Мой коллега был не столько взволнован, сколько растерян. Как же так: больше семидесяти лет никто ничего не знал о судьбе его дяди, который ушел на фронт в сорок первом и пропал без вести. Еще вчера вечером он без особой надежды, скорее интереса ради просил телефон Анвара Сайфуллина, а наутро уже стало известно все. Рядовой Петр Епифанович Кухта попал в плен после сражения на территории Белоруссии 3 июля сорок первого года. И был захоронен 10 октября этого же года возле польского города Демблин, который известен местами массового истребления людей.
Мама коллеги отреагировала на весть о смерти брата так, будто это случилось вчера, а не в далеком сорок первом… Да и нам тоже стало как-то не по себе: сколь трагична судьба «мотылька»! И таких миллионы — не в книгах, а в жизни. Только одна из них — рядом с нами прошелестела… И война как-то приблизилась, словно сдвинулось временное пространство.

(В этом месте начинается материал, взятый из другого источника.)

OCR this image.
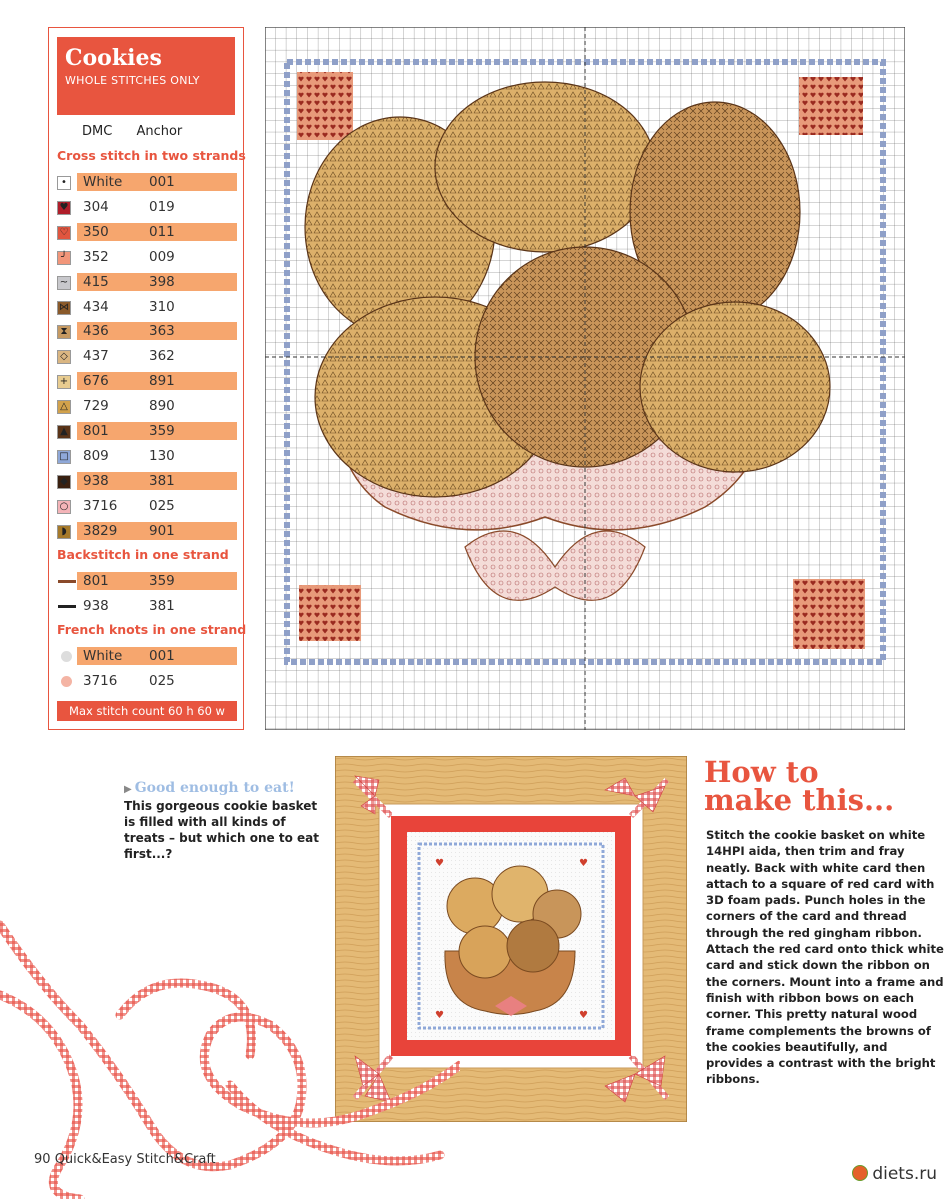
Cookies
WHOLE STITCHES ONLY
DMC Anchor
Cross stitch in two strands
• White 001
♥ 304	019
♡ 350	011
╯ 352	009
~ 415	398
⋈ 434	310
⧗ 436	363
◇ 437	362
+ 676	891
△ 729	890
▲ 801	359
□ 809	130
◆ 938	381
○ 3716 025
◗	3829 901
Backstitch in one strand
801	359
938	381
French knots in one strand
White 001
3716 025
Max stitch count 60 h 60 w
▶ Good enough to eat!
This gorgeous cookie basket is filled with all kinds of treats – but which one to eat first...?
♥	♥
♥	♥
How to
make this...
Stitch the cookie basket on white 14HPI aida, then trim and fray neatly. Back with white card then attach to a square of red card with 3D foam pads. Punch holes in the corners of the card and thread through the red gingham ribbon. Attach the red card onto thick white card and stick down the ribbon on the corners. Mount into a frame and finish with ribbon bows on each corner. This pretty natural wood frame complements the browns of the cookies beautifully, and provides a contrast with the bright ribbons.
90 Quick&Easy Stitch&Craft
diets.ru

Анвар Сайфуллин преподает информационные технологии в Белебеевском техникуме механизации и электрификации сельского хозяйства. А еще он ведет поиск пропавших без вести на фронтах Великой Отечественной, вернее, тех мест, где они канули в вечность. Случается, что не всегда правда о последних днях их земной жизни оказывается красивой, как нам внушали добрые полвека. Просто война была такой чудовищной, такой страшной, что не у каждого хватало сил пережить этот кромешный ад как подобало коммунистам и комсомольцам с точки зрения их вождей. Реальная жизнь не всегда вмещалась в рамки моральных кодексов. И была у этой бойни своя, непарадная сторона, о которой долгое время не позволяли даже заикаться.

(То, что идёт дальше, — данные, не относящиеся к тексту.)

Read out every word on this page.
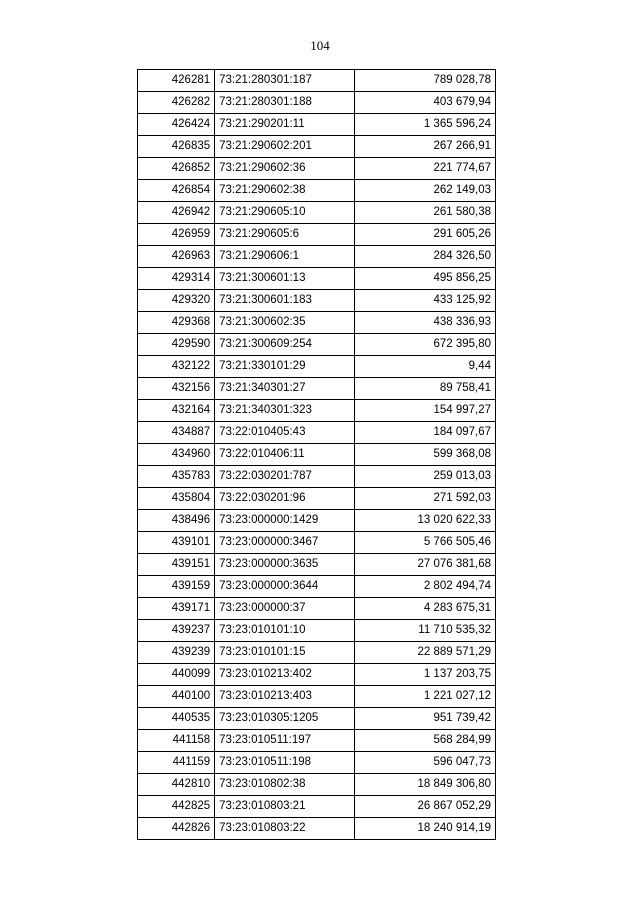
104
426281	73:21:280301:187	789 028,78
426282	73:21:280301:188	403 679,94
426424	73:21:290201:11	1 365 596,24
426835	73:21:290602:201	267 266,91
426852	73:21:290602:36	221 774,67
426854	73:21:290602:38	262 149,03
426942	73:21:290605:10	261 580,38
426959	73:21:290605:6	291 605,26
426963	73:21:290606:1	284 326,50
429314	73:21:300601:13	495 856,25
429320	73:21:300601:183	433 125,92
429368	73:21:300602:35	438 336,93
429590	73:21:300609:254	672 395,80
432122	73:21:330101:29	9,44
432156	73:21:340301:27	89 758,41
432164	73:21:340301:323	154 997,27
434887	73:22:010405:43	184 097,67
434960	73:22:010406:11	599 368,08
435783	73:22:030201:787	259 013,03
435804	73:22:030201:96	271 592,03
438496	73:23:000000:1429	13 020 622,33
439101	73:23:000000:3467	5 766 505,46
439151	73:23:000000:3635	27 076 381,68
439159	73:23:000000:3644	2 802 494,74
439171	73:23:000000:37	4 283 675,31
439237	73:23:010101:10	11 710 535,32
439239	73:23:010101:15	22 889 571,29
440099	73:23:010213:402	1 137 203,75
440100	73:23:010213:403	1 221 027,12
440535	73:23:010305:1205	951 739,42
441158	73:23:010511:197	568 284,99
441159	73:23:010511:198	596 047,73
442810	73:23:010802:38	18 849 306,80
442825	73:23:010803:21	26 867 052,29
442826	73:23:010803:22	18 240 914,19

Бывший узник Василий Мищенко так вспоминает свое пребывание в плену:
«В плен я попал раненным. Ни крова, ни пищи, ни воды. Солнце нещадно палит. И лужа буро-зеленая с мазутом. Мы кинулись к ней, черпали эту жижу пилотками, ржавыми консервными банками, просто ладонями — и жадно пили. Появились две лошади, привязанные к столбам. Через пять минут от них ничего не осталось».
Чёрный крестик означает крематорий
Бывает, что люди просят узнать правду о судьбе близких, но не всегда у них хватает духу с этой правдой совладать. О тех, кто дезертировал или служил фашистам, сейчас нетрудно узнать. Такой случай: до сорок четвертого года служил наш земляк немцам, а потом следы его потерялись. Оказалось, он числится участником войны, даже награду получил к очередному юбилею Великой Победы, а на самом деле был среди изменников Родины. Узнав об этом, Сайфуллин никому имя этого человека не открыл. У него же дети, внуки… Им жить здесь и сейчас. А тогда время было лихое, судьбы ломались безжалостно. Так рассуждают поисковики, которые придерживаются принципа: найди и не навреди.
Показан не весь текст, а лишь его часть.